Menurutnya, kalau mau tegas Presiden SBY bisa meninjau kembali perjanjian 'Lombok Treaty', karena menitikberatkan pada kerja sama di bidang pertahanan, keamanan, kontra terorisme, maritime security, dan intelijen. Sementara dalam bidang-bidang perjanjian itu, Australia lebih banyak diuntungkan secara strategis dan politik.
Menurut Jaleswari, penyadapan itu bisa dipandang dari tiga hal; yaitu hukum, psikologis dan politik.
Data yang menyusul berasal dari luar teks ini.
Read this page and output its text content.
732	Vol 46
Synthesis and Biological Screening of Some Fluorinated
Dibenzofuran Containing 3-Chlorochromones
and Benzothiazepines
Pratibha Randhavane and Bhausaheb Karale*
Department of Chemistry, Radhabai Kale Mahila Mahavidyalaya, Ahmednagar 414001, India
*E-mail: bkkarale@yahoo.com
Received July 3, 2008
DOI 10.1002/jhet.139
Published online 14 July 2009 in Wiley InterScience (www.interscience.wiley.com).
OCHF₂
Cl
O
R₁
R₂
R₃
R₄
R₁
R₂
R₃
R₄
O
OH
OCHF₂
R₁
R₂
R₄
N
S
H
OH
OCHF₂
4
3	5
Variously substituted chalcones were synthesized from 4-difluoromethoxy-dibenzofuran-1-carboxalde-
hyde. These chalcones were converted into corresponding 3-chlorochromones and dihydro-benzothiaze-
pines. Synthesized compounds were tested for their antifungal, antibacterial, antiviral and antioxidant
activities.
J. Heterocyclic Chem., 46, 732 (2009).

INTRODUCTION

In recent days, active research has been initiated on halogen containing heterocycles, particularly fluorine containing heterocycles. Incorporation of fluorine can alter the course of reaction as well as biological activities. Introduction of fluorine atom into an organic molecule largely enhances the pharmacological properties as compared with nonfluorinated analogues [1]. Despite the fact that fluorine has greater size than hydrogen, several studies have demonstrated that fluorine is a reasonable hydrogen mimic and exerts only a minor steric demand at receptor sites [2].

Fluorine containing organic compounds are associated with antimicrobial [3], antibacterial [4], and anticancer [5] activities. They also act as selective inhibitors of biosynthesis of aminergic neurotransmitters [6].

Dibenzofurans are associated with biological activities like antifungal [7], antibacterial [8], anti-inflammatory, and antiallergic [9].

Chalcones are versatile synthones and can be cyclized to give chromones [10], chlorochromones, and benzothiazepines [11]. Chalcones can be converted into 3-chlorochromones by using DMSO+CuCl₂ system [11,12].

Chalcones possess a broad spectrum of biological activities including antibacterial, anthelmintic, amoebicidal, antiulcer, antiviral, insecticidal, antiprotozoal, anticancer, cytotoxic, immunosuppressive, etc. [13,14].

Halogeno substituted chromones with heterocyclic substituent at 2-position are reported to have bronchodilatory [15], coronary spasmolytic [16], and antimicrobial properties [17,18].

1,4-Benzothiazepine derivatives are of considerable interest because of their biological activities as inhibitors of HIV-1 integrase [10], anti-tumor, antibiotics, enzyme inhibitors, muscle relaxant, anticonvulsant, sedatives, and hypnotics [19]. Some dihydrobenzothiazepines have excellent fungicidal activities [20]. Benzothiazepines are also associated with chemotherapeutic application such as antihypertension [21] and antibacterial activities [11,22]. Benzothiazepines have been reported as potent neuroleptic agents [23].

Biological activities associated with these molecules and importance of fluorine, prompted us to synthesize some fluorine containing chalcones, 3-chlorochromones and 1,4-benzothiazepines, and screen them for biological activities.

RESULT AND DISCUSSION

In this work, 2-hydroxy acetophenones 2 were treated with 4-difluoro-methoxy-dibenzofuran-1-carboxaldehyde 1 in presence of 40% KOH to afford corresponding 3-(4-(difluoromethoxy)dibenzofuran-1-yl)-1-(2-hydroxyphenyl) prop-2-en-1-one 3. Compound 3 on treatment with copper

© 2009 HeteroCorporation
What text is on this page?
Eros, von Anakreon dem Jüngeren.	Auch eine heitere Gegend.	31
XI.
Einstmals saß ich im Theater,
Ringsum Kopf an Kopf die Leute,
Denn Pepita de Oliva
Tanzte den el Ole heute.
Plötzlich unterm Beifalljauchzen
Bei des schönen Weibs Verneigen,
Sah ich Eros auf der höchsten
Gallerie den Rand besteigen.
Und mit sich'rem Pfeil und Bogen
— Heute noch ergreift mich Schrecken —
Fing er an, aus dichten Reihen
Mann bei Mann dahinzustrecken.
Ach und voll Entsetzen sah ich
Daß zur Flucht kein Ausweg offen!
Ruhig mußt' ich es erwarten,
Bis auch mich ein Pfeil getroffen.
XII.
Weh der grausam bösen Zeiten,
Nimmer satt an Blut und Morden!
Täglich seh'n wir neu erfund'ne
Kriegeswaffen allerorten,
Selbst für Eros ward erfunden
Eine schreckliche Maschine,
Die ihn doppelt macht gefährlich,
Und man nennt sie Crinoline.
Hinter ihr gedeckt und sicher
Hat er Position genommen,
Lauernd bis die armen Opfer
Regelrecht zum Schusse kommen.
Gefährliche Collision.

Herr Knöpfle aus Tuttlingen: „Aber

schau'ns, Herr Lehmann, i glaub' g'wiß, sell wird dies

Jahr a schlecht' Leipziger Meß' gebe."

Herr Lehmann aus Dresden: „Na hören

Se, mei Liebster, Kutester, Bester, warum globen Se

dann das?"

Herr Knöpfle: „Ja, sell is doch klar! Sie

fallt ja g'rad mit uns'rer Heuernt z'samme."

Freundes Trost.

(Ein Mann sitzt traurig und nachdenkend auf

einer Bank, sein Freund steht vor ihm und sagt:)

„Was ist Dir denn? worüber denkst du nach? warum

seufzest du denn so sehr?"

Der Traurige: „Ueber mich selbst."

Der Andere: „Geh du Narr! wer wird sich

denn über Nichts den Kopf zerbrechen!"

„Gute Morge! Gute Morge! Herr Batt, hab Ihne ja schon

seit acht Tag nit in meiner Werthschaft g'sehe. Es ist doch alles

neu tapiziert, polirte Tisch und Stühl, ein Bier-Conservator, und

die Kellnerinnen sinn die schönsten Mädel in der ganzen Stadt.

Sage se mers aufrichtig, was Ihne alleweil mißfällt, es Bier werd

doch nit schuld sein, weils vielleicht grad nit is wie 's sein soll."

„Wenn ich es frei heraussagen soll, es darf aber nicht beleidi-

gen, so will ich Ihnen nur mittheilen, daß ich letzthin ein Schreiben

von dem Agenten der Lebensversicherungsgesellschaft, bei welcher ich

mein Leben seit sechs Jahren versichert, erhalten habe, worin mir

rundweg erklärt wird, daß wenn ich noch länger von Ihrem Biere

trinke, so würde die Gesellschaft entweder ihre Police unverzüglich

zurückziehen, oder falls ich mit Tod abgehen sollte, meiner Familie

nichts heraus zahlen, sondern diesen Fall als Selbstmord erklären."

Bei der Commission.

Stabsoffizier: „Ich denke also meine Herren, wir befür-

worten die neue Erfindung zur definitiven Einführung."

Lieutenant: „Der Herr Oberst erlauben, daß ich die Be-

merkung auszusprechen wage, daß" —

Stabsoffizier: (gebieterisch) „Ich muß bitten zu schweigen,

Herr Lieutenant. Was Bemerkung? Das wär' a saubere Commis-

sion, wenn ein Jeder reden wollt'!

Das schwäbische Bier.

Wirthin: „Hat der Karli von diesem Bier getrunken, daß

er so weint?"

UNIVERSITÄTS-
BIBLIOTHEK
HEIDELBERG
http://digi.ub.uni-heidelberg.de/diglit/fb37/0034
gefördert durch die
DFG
Secara hukum ada konvensi Wina terkait etika antar negara, dalam politik ada etikanya dalam hal spionase, intelijen, mata-mata dan sebagainya.
"Penyadapan memang biasa, sebagai usaha untuk mengumpulkan informasi strategis dan tergantung bagaimana negara bekerja dalam operasi hitam itu. Tapi, kan ada etika, hukum internasional, dan hubungan politik antar negara,” ujarnya.
Jaleswari mengatakan, kalau tak ingin penyadapan tak beretika itu terulang lagi, maka Presiden SBY harus tegas terhadap Australia, Amerika, Malaysia, Singapura dan negara lainnya.
"Bahwa menjaga hubungan baik itu tak harus bersikap lemah, tetapi tetap harus tegas. Apalagi 2 kapal selam Rusia yang dibeli Indonesia itu merupakan kapal tercanggih, dan juga tank Leopard Jerman, yang dikhawatirkan oleh negara-negara tetangga itu,” ujarnya.